= Transport Research International Documentation =

US transportation research database

The TRID Database (Transportation Research International Documentation) is a database that combines the records from
USA Transportation Research Board's Transportation Research Information Services (TRIS) database and the Organisation for Economic Co-operation and Development's (OECD) Joint Transport Research Centre's International Transport Research Documentation (ITRD) Database. The merging of these databases formed the world's largest and most comprehensive bibliographic resource on transportation research information. As of July 2020 TRID contains more than 1.25 million records of published and ongoing research, covering all modes and disciplines of air, ground, and water transportation—books, technical reports, conference proceedings, and journal articles. Many records contain links to full-text documents. The records in TRID are indexed with a standardized vocabulary from the Transportation Research Thesaurus (TRT) which has integrated both the TRIS and ITRD thesauri. Aspects of the Australian Road Research Board's ATRI and ROAD Thesauri are also incorporated.
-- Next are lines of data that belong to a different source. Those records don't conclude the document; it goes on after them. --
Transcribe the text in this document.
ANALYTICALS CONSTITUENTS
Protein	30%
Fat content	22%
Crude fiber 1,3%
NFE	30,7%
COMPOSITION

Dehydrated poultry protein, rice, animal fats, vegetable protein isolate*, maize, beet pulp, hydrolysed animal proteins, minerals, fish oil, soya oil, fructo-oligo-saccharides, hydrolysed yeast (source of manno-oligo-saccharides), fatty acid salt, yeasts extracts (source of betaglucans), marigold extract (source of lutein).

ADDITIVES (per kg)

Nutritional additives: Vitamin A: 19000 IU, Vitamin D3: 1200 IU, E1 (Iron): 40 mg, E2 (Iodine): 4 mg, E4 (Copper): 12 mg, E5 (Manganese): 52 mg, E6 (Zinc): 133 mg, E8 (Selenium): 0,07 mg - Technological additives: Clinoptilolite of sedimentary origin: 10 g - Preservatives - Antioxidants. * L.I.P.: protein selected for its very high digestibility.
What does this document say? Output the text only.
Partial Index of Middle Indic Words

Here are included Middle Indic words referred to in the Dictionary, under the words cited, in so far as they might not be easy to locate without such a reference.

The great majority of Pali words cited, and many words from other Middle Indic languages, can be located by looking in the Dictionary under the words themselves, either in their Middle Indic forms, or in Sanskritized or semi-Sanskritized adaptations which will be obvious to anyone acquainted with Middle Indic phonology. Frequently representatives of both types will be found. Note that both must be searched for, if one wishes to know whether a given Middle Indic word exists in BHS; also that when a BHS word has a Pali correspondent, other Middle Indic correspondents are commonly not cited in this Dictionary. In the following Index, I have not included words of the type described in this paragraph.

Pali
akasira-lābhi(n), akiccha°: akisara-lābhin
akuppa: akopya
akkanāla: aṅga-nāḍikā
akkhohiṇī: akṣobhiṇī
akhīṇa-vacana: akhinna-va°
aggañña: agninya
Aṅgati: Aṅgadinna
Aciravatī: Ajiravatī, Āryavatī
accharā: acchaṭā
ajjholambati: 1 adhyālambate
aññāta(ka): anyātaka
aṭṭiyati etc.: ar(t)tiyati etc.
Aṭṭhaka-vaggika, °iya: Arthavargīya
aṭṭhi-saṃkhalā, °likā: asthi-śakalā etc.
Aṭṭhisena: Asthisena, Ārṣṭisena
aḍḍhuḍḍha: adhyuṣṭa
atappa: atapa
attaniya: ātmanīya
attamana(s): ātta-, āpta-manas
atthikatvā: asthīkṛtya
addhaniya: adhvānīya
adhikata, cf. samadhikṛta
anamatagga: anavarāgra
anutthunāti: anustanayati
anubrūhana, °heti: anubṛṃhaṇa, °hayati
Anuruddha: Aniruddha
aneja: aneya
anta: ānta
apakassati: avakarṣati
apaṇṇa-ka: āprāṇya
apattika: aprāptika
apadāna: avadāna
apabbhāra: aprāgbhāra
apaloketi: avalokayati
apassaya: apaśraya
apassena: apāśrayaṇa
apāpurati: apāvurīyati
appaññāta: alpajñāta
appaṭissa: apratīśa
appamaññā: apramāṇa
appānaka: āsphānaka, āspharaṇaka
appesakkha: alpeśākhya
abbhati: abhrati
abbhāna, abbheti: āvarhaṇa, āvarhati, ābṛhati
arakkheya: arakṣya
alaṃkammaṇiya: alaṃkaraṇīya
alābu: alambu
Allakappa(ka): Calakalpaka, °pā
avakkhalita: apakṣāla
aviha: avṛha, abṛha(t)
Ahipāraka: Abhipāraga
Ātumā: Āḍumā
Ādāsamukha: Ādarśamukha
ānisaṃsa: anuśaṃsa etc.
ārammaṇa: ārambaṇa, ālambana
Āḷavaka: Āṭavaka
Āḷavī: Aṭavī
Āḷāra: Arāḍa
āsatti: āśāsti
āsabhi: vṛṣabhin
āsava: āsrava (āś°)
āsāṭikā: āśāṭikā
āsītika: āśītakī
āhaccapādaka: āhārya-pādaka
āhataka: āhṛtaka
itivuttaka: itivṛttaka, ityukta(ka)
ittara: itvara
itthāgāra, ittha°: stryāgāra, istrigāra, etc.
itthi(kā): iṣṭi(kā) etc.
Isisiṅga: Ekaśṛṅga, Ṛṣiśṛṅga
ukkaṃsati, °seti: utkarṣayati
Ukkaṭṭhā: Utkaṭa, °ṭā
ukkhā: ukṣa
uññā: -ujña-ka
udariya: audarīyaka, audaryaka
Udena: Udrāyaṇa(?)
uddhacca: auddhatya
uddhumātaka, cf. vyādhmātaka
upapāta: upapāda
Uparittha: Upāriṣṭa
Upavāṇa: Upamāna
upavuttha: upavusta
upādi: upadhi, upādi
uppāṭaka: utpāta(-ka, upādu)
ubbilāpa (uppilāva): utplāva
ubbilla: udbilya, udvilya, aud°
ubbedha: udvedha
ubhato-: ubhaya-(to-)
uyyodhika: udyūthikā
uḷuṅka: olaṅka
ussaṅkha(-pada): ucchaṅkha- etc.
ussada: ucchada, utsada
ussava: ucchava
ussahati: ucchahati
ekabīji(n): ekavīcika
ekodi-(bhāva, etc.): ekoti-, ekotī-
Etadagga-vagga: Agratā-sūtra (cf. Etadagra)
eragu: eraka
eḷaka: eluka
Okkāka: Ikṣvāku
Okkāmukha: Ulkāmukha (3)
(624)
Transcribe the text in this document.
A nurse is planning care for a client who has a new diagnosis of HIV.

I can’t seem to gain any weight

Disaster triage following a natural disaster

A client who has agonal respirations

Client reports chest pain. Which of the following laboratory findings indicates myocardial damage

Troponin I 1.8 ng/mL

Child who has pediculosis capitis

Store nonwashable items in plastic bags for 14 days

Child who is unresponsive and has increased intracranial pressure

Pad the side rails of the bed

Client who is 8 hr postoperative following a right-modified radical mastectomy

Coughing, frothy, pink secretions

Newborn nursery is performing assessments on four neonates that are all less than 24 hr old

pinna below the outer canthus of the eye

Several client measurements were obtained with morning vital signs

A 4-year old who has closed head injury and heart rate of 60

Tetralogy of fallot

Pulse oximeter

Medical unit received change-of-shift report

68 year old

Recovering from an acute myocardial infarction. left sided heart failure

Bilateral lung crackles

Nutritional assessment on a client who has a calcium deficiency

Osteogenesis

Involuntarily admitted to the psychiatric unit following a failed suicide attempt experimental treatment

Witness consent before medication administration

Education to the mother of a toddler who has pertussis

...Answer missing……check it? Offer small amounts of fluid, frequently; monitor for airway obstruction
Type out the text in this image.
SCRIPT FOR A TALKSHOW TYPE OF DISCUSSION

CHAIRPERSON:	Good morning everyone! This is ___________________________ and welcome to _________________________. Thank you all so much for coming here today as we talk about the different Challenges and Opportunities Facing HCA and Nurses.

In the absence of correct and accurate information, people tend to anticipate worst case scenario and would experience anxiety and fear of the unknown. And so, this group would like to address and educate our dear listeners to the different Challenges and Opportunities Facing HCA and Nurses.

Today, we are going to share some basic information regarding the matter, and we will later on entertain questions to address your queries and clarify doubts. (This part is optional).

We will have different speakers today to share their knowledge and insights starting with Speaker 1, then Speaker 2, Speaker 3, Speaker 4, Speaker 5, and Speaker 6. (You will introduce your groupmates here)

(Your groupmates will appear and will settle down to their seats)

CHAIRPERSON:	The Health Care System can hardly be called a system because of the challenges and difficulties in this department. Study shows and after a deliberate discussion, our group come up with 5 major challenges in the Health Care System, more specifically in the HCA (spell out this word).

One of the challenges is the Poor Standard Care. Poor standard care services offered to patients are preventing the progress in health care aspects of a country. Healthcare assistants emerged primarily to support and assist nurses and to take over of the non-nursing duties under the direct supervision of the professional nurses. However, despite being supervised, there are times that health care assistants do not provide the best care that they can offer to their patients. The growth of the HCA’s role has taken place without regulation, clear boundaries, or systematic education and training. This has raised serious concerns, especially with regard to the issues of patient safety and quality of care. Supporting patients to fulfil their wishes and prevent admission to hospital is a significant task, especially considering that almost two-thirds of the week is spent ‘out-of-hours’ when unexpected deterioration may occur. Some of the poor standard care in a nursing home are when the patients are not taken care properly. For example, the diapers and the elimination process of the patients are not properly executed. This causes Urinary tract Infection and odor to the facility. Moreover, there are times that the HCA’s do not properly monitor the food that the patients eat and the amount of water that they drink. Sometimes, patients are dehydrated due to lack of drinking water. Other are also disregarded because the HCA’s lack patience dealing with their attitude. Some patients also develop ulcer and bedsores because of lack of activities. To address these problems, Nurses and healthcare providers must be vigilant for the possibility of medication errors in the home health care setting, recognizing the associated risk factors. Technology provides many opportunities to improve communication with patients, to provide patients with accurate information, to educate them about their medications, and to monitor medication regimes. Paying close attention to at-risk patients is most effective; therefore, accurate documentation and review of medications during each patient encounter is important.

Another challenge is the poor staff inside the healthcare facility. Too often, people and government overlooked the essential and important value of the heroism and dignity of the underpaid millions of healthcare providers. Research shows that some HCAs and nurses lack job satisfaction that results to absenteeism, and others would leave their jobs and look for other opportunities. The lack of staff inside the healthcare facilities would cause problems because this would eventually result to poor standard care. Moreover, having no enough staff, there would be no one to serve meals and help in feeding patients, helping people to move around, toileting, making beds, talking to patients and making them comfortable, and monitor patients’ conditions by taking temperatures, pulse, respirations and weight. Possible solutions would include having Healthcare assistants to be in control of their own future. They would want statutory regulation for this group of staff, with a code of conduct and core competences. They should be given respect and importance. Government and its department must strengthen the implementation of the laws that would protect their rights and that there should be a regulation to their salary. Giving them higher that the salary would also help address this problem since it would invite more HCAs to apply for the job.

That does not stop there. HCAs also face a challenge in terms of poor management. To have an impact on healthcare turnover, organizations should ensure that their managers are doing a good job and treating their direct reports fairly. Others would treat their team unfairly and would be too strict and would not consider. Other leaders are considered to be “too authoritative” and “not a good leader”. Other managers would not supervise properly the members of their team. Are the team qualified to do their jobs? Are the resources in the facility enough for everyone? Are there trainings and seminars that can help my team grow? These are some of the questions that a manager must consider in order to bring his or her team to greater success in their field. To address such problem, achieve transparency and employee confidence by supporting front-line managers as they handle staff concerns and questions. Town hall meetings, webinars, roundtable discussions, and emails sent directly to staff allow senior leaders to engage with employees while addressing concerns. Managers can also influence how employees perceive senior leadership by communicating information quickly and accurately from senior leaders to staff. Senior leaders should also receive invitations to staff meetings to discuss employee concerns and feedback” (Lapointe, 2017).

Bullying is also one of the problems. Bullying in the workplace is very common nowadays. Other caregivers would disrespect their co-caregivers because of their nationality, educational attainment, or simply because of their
Among the transportation modes covered are highways and streets, public transport, railroads, maritime traffic, aviation, pipelines, pedestrians and bicycles.
Among the professional disciplines from which documents in TRID arise are: public planning, management, finance, design, engineering, construction, materials science, environmental issues, safety and human factors and ergonomics, and operations.

TRID indexes documents held by the TRB Transportation Research Library and ITRD and also receives records from several external sources: 1) the J-STAGE database maintained by the Japan Science and Technology Agency; 2) Northwestern University Transportation Library; 3) the Australian Transport Index (ATRI); and 4) SafetyLit. The TRID database publishes monthly an update of the more than 800 serials from which articles arise.